The following discussion is an archived debate. Please do not modify it. To request review of this BRFA, please start a new section at WT:BRFA. The result of the discussion was Approved.


Operator: Christopher Breneman (Crispy1989), Tim1357, and Jacobi Carter (Cobi).

Time filed: 00:35, Monday October 25, 2010 (UTC)

Automatic or Manually assisted: Automatic.

Programming language(s): The core is written in C++ by Christopher Breneman. The interface to Wikipedia is written in PHP by Cobi. The dataset is maintained by Tim.

Source code available: See Christopher Breneman for access to subversion repository.

Function overview: Vandalism detection and reverting using machine learning algorithms.

Links to relevant discussions (where appropriate):

Edit period(s): Continuous.

Estimated number of pages affected: Current statistics indicate approximately 70% of vandalism is caught, so it would be editing approximately 70% of vandalized pages.

Exclusion compliant (Y/N): Yes.

Already has a bot flag (Y/N): No.

Function details: Cluebot-NG is an attempt to revolutionize practical vandalism prevention on Wikipedia. Existing anti-vandal bots use simple static heuristics, and as such, catch a relatively small portion of vandalism, and with an unacceptable false positive rate, many of which are likely not even reported. Cluebot-NG shares no code with the original Cluebot, and uses completely different algorithms to detect vandalism. Details of these algorithms can be found at [1] . Because these algorithms must be trained on a dataset, there is also a convenient way to estimate accuracy before a live run - simply running the bot on a portion of its dataset not used for training. Currently, this is yielding a 60% to 70% vandalism detection rate - far above that of current bots.

Discussion

Pre-trial Discussion

Approved for trial (14 days). Please provide a link to the relevant contributions and/or diffs when the trial is complete. Approved for editing at 0.25% FP rate. 0.25% of edits means that on average, 3 out of 1000 edits will be reverted, which is lower than our current bots and many of our human editors as well. Crispy and Cobi and Tim are working continuously on this bot, and it should only improve from here. What more, with the dataset being improved, FP rate is actually lower than stated, so this should be an allright FP rate. (X! · talk)  · @234  ·  04:37, 2 November 2010 (UTC)[reply]

Trial 1 discussion

Trial complete.

Trial Summary

The trial is now over, and I'd like to take a moment to go over what was found during the trial.

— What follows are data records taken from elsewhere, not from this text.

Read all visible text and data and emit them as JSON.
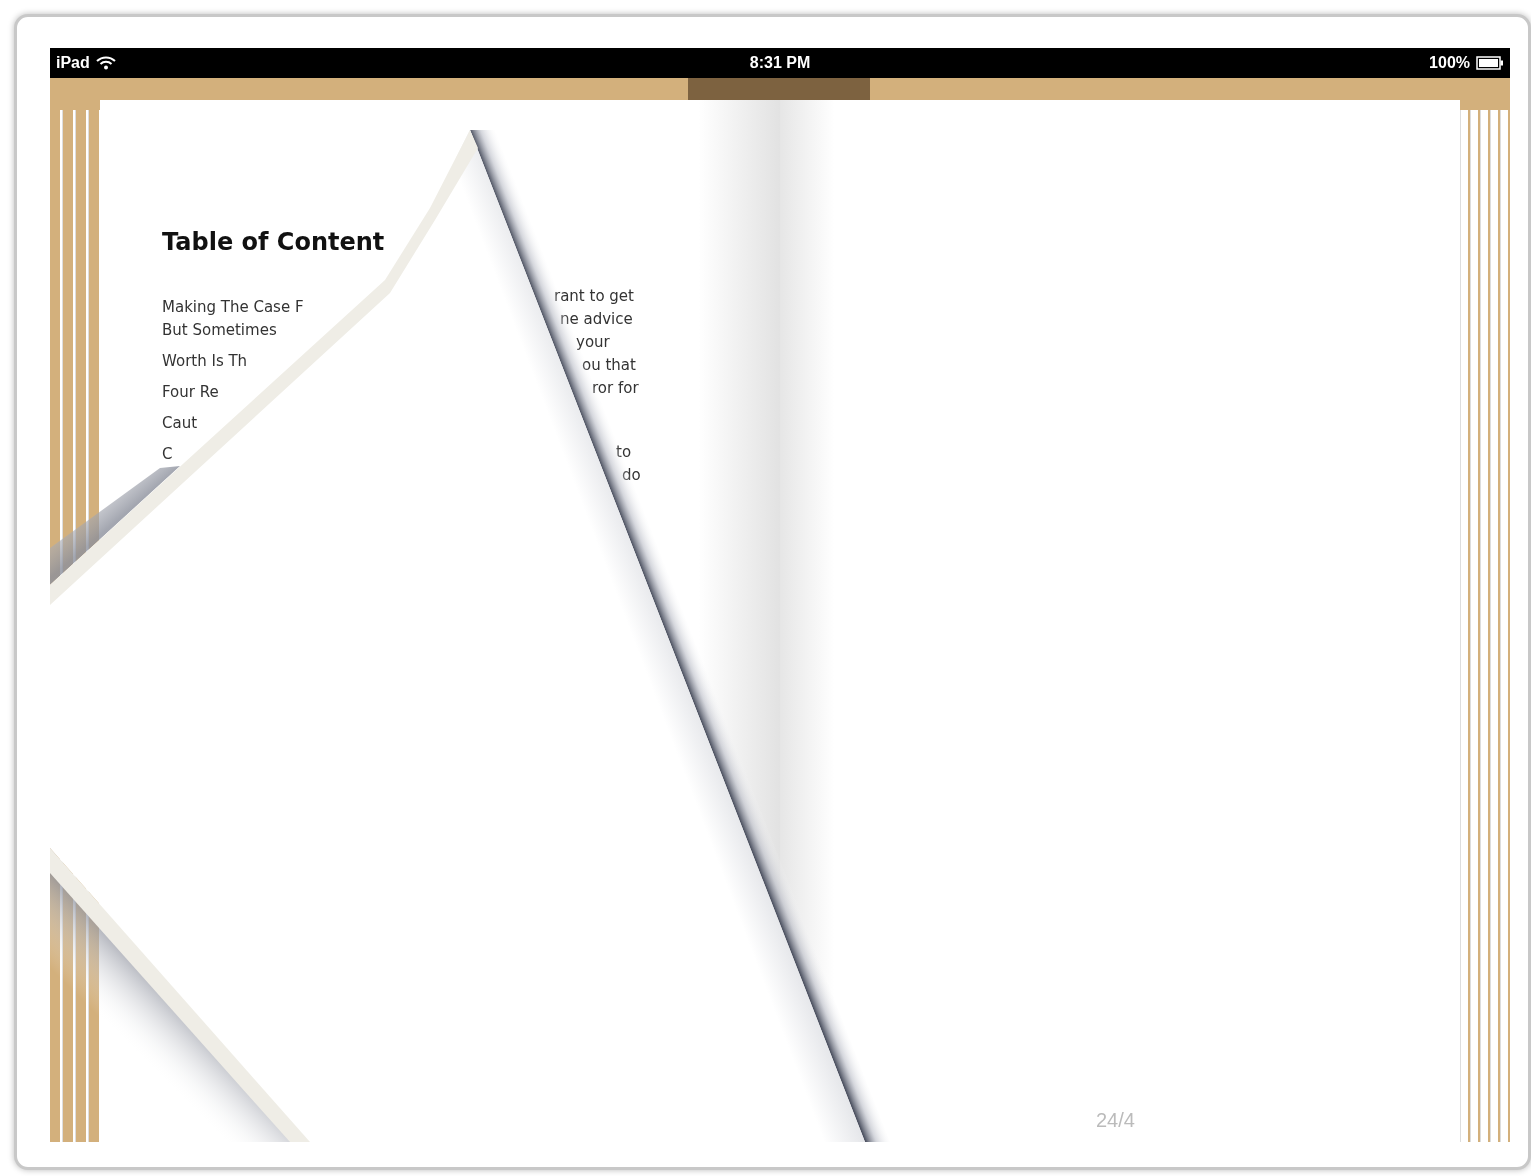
{
  "status_bar": {
    "device": "iPad",
    "time": "8:31 PM",
    "battery": "100%"
  },
  "left_page": {
    "heading": "Table of Content",
    "toc": [
      {
        "lines": [
          "Making The Case F",
          "But Sometimes"
        ]
      },
      {
        "lines": [
          "Worth Is Th"
        ]
      },
      {
        "lines": [
          "Four Re"
        ]
      },
      {
        "lines": [
          "Caut"
        ]
      },
      {
        "lines": [
          "C"
        ]
      }
    ]
  },
  "revealed_page": {
    "paragraphs": [
      {
        "lines": [
          "rant to get",
          "ne advice",
          "your",
          "ou that",
          "ror for"
        ]
      },
      {
        "lines": [
          "to",
          "do"
        ]
      }
    ]
  },
  "right_page": {
    "page_number": "24/4"
  }
}
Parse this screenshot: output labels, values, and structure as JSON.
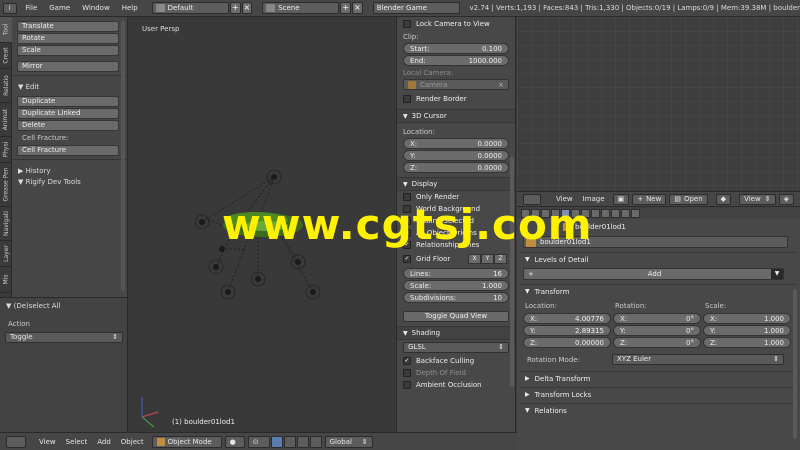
{
  "topbar": {
    "menus": [
      "File",
      "Game",
      "Window",
      "Help"
    ],
    "layout": "Default",
    "scene": "Scene",
    "engine": "Blender Game",
    "stats": "v2.74 | Verts:1,193 | Faces:843 | Tris:1,330 | Objects:0/19 | Lamps:0/9 | Mem:39.38M | boulder"
  },
  "tool_tabs": [
    "Tool",
    "Creat",
    "Relatio",
    "Animat",
    "Physi",
    "Grease Pen",
    "Navigati",
    "Layer",
    "Mis"
  ],
  "tool_panel": {
    "transform_buttons": [
      "Translate",
      "Rotate",
      "Scale"
    ],
    "mirror": "Mirror",
    "edit_header": "Edit",
    "edit_buttons": [
      "Duplicate",
      "Duplicate Linked",
      "Delete"
    ],
    "cell_fracture_label": "Cell Fracture:",
    "cell_fracture_button": "Cell Fracture",
    "history": "History",
    "rigify": "Rigify Dev Tools"
  },
  "operator_panel": {
    "title": "(De)select All",
    "action_label": "Action",
    "action_value": "Toggle"
  },
  "viewport": {
    "label": "User Persp",
    "object": "(1) boulder01lod1"
  },
  "npanel": {
    "lock_camera": "Lock Camera to View",
    "clip_label": "Clip:",
    "clip_start_label": "Start:",
    "clip_start": "0.100",
    "clip_end_label": "End:",
    "clip_end": "1000.000",
    "local_camera_label": "Local Camera:",
    "local_camera": "Camera",
    "render_border": "Render Border",
    "cursor_header": "3D Cursor",
    "location_label": "Location:",
    "cursor_x_label": "X:",
    "cursor_x": "0.0000",
    "cursor_y_label": "Y:",
    "cursor_y": "0.0000",
    "cursor_z_label": "Z:",
    "cursor_z": "0.0000",
    "display_header": "Display",
    "only_render": "Only Render",
    "world_background": "World Background",
    "outline_selected": "Outline Selected",
    "all_object_origins": "All Object Origins",
    "relationship_lines": "Relationship Lines",
    "grid_floor": "Grid Floor",
    "axes": [
      "X",
      "Y",
      "Z"
    ],
    "lines_label": "Lines:",
    "lines": "16",
    "scale_label": "Scale:",
    "scale": "1.000",
    "subdiv_label": "Subdivisions:",
    "subdiv": "10",
    "toggle_quad": "Toggle Quad View",
    "shading_header": "Shading",
    "shading_mode": "GLSL",
    "backface_culling": "Backface Culling",
    "depth_of_field": "Depth Of Field",
    "ambient_occlusion": "Ambient Occlusion"
  },
  "image_header": {
    "menus": [
      "View",
      "Image"
    ],
    "new": "New",
    "open": "Open",
    "view": "View"
  },
  "properties": {
    "object_name": "boulder01lod1",
    "lod_header": "Levels of Detail",
    "add": "Add",
    "transform_header": "Transform",
    "location_label": "Location:",
    "rotation_label": "Rotation:",
    "scale_label": "Scale:",
    "loc": [
      [
        "X:",
        "4.00776"
      ],
      [
        "Y:",
        "2.89315"
      ],
      [
        "Z:",
        "0.00000"
      ]
    ],
    "rot": [
      [
        "X:",
        "0°"
      ],
      [
        "Y:",
        "0°"
      ],
      [
        "Z:",
        "0°"
      ]
    ],
    "scl": [
      [
        "X:",
        "1.000"
      ],
      [
        "Y:",
        "1.000"
      ],
      [
        "Z:",
        "1.000"
      ]
    ],
    "rotation_mode_label": "Rotation Mode:",
    "rotation_mode": "XYZ Euler",
    "delta_header": "Delta Transform",
    "locks_header": "Transform Locks",
    "relations_header": "Relations"
  },
  "bottombar": {
    "menus": [
      "View",
      "Select",
      "Add",
      "Object"
    ],
    "mode": "Object Mode",
    "orientation": "Global"
  },
  "watermark": "www.cgtsj.com"
}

Problems found and fixed during the trial
Outstanding issues that can be fixed by improving the dataset
Things that can be improved
End-of-trial statistics
Overall

The bot performs as expected. The false positive rate (which can still be adjusted if necessary) is set at 0.25%, which, after the revert exemptions, causes only a few false positives per day. This is below the false positive rate of existing bots. The vandalism catch rate, determined by using the random sampling of edits from the review interface, is right around 55%, about an order of magnitude more than existing bots. This puts a very large dent in vandalism on Wikipedia, and will continue to improve.

While there are things that can still be improved to catch more vandalism, the false positive rate will always remain at a fixed percentage. Further improvements will yield a greater vandalism catch rate, but the false positive rate is adjusted by hand, and will not change unless it is decided that it should change.

The single most important thing for improving the bot is improving the dataset. Many people are already contributing large amounts of time to this purpose, and because of this, we can now use a real random sampling for statistics determination. As these people, and others, continue to help, we'll eventually be able to use the random sampling as a training set as well.

Request

I'd like to ask for an extended trial. The bot is production ready, and performs much better than existing bots, both in terms of false positives and vandalism catch rate. But an extended trial will maintain interest in helping us to expand the dataset so it becomes as good as it can be, while still reverting vandalism just as well as it would in production. Crispy1989 (talk) 23:20, 16 November 2010 (UTC)[reply]

Approved for extended trial (14 days). Please provide a link to the relevant contributions and/or diffs when the trial is complete. It seems the biggest thing needed is the improved dataset. Anomie 04:40, 18 November 2010 (UTC)[reply]

Trial 2 discussion

Trial complete. We'll post a summary shortly. -- Cobi(t|c|b) 04:33, 2 December 2010 (UTC)[reply]

Trial 2 Summary

Major Events During Trial 2
Controversies

Several controversies not (conspicuously) present during Trial 1 were raised during Trial 2.

Clarifications

These are clarifications on some things are are available elsewhere, but are restated here because they are commonly misunderstood.

Important Documentation

Those not already familiar with how the bot works should read these links. They are critical to understanding its behavior. These were written during Trial 2 in response to numerous repeated questions for the same information.

Support for the Bot

While the bot has generated some controversy, it has also received a large amount of support and praise - this support isn't on the BRFA, but may be useful. Only "pure support" message are included here - there are others that are part of controversial discussions.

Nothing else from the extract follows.